I don't want to get political here, but to me the problem with bundling (as they're planning on doing here at least for medicare, if it hasn't been enacted already) is that it treats the patient as a passive player in the health role. Bad things only happen when the hospital/doctor screw up. And even when they're not, it's just sheer bad luck. Or something. I don't buy it.
You know, patients do not always bring things upon themselves. And, when they do, the problems frequently could have been prevented or at least alleviated if they had a somewhat better understanding of their health and healthcare (appropriate for their level of intelligence and cultural background).
 
Well, yes, it does. In the UK, patients liable to develop serious complications (like diabetics or cancer patients) would be most often advised to go NHS route. In the US, the most logical solution would be to build up a multi-tier billing system (a bit like ASA risk classification), based on your pre-existing health conditions.
My dad has an A1c of six. Is he really 'higher risk' than someone who doesn't have diabetes? Doubtful. Should I really be placed in a 'higher risk' classification because I like to lift weights? *shrug*

Again, I like the idea of bundling in theory. It gets rid of the incentive to do certain things (like escalate the level of anesthesia to GETA for a local procedure...or send the patient to recovery instead of straight back to holding...or use fancier devices for no real benefit).

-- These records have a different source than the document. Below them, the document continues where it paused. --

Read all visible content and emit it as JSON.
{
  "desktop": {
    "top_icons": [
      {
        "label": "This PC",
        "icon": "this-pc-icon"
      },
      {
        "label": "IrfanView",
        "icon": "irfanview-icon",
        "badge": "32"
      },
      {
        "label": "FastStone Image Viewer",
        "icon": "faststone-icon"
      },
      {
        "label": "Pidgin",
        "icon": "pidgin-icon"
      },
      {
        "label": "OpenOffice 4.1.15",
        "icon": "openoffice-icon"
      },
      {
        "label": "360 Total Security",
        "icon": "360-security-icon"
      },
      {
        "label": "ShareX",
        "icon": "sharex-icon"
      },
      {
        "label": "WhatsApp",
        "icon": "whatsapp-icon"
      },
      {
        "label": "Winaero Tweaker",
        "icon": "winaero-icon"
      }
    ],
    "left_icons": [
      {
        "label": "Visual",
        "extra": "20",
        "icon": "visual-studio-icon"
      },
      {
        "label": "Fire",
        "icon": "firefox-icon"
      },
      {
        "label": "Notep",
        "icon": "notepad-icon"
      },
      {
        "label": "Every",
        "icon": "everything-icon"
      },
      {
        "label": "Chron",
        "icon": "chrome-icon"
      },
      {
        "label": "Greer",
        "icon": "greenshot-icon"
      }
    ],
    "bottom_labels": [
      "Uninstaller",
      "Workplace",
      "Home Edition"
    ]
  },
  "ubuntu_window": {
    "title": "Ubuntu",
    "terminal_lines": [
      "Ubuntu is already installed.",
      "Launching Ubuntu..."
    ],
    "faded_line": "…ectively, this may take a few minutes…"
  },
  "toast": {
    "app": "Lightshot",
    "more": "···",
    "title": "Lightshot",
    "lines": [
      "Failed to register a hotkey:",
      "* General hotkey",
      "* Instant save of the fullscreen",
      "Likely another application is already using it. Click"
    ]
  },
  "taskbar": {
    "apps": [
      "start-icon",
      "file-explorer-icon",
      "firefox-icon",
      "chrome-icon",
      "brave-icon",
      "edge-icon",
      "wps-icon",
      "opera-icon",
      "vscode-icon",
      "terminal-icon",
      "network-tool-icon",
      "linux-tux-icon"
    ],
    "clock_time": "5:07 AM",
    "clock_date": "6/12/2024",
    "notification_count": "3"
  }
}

You know, patients do not always bring things upon themselves. And, when they do, the problems frequently could have been prevented or at least alleviated if they had a somewhat better understanding of their health and healthcare (appropriate for their level of intelligence and cultural background).

didn't say they didn't. And i'm a huge advocate of patient education in MSK health, nutrition, and exercise. I didn't ask to develop a brachioplexopathy post-vaccination, but it does grant me a higher post-surgical risk for poor wound healing (vasoconstriction among other things), and makes the likelihood of successful palliative treatment much lower. It doesn't make much sense to punish me for these things. But at the same time, it would make sense to punish me for, you know, not washing properly, or hitting the weights before I was fully healed, or smoking.

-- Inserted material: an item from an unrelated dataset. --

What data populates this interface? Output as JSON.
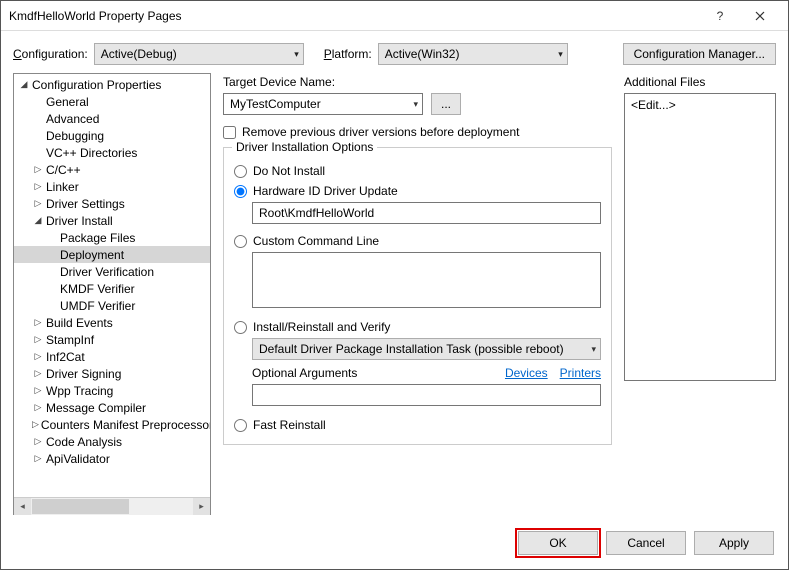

The point remains that, while it may be unfair to punish a patient for things that happen out of their control, it is equally unfair for the patient to force the costs of their actions on the healthcare system and ultimately everyone else. Our health isn't 100% in our control, but even for those of us with illnesses and injuries, a substantial portion ultimately lies at our feet.

Any system which fails to control for this is just as unjust as a system which forces people to pay entirely for the things out of their control.